Help : Unexpected LLM response (in random text)
Hi, i am a newbie and am trying out various LLM model. I have tried to use this abliterated LLM model but the response was in random text. Just wondering whether there is anything that I have missed? Thanks.
Well, it's hard to judge if there is anything that you have missed... if you're not describing what you're doing. If you need more assistance, please be more specific.
I can, however confirm that the model is fine, generating meaningful output when run using the huggingface transformers library.
Here's a fully working minimal example you can try:
#!/usr/bin/env python
from transformers import pipeline
messages = [{"role": "user", "content": "Briefly explain the general concept of LLMs."}]
pipe = pipeline("text-generation", model="failspy/Meta-Llama-3-8B-Instruct-abliterated-v3", device_map='auto', temperature=.7)
result = pipe(messages)
print(result[0]['generated_text'][-1]['content'])

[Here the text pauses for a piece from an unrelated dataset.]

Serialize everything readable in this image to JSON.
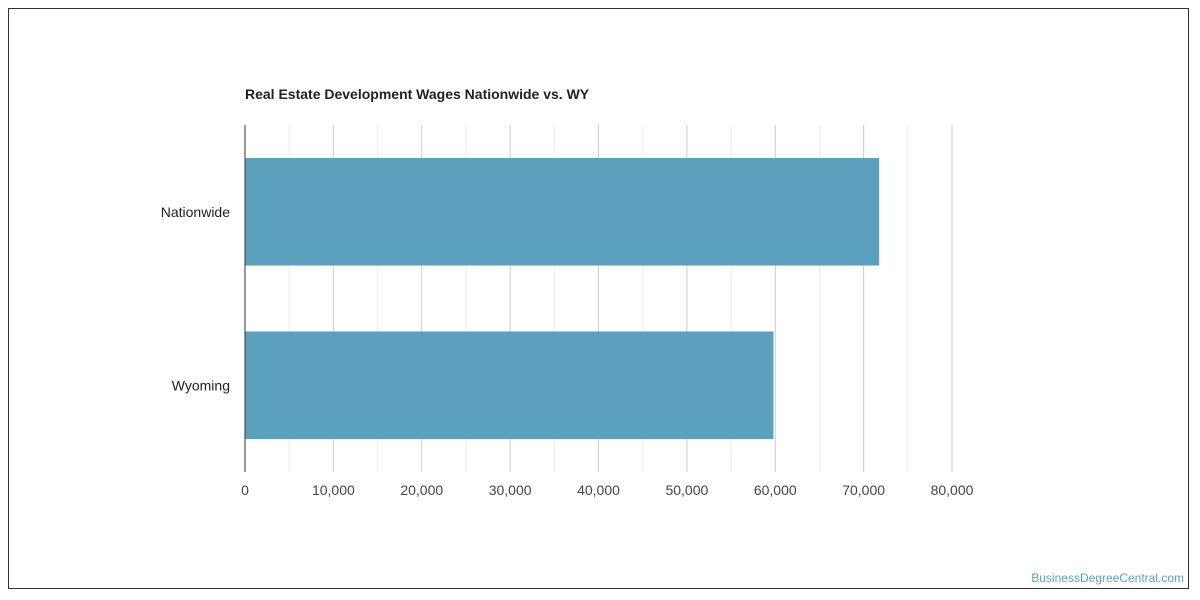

And it's respective output:
Large Language Models (LLMs) are a type of artificial intelligence (AI) model that are trained on vast amounts of text data to learn patterns and relationships between words, phrases, and sentences. The goal of LLMs is to generate human-like language outputs, such as text, summaries, or even entire documents.
Here's a simplified overview of how LLMs work:
- Training data: LLMs are trained on massive datasets of text, which can include books, articles, websites, and more.
- Model architecture: The training data is fed into a complex neural network architecture, which is designed to learn from the patterns and relationships in the text.
- Learning: The model learns to identify and understand the context, syntax, and semantics of the text, as well as to generate new text based on the patterns it has learned.
- Fine-tuning: LLMs can be fine-tuned for specific tasks, such as language translation, text summarization, or even generating creative writing.
The key characteristics of LLMs are:
- Scalability: LLMs can process vast amounts of text data and generate text at scale.
- Flexibility: LLMs can be fine-tuned for various tasks and applications.
- Creativity: LLMs can generate new text that is coherent and sometimes even creative.
LLMs have many potential applications, including:
- Natural Language Processing (NLP)
- Language translation
- Text summarization
- Content generation
- Chatbots and conversational AI
- Language understanding and analysis
I hope this helps! Let me know if you have any further questions.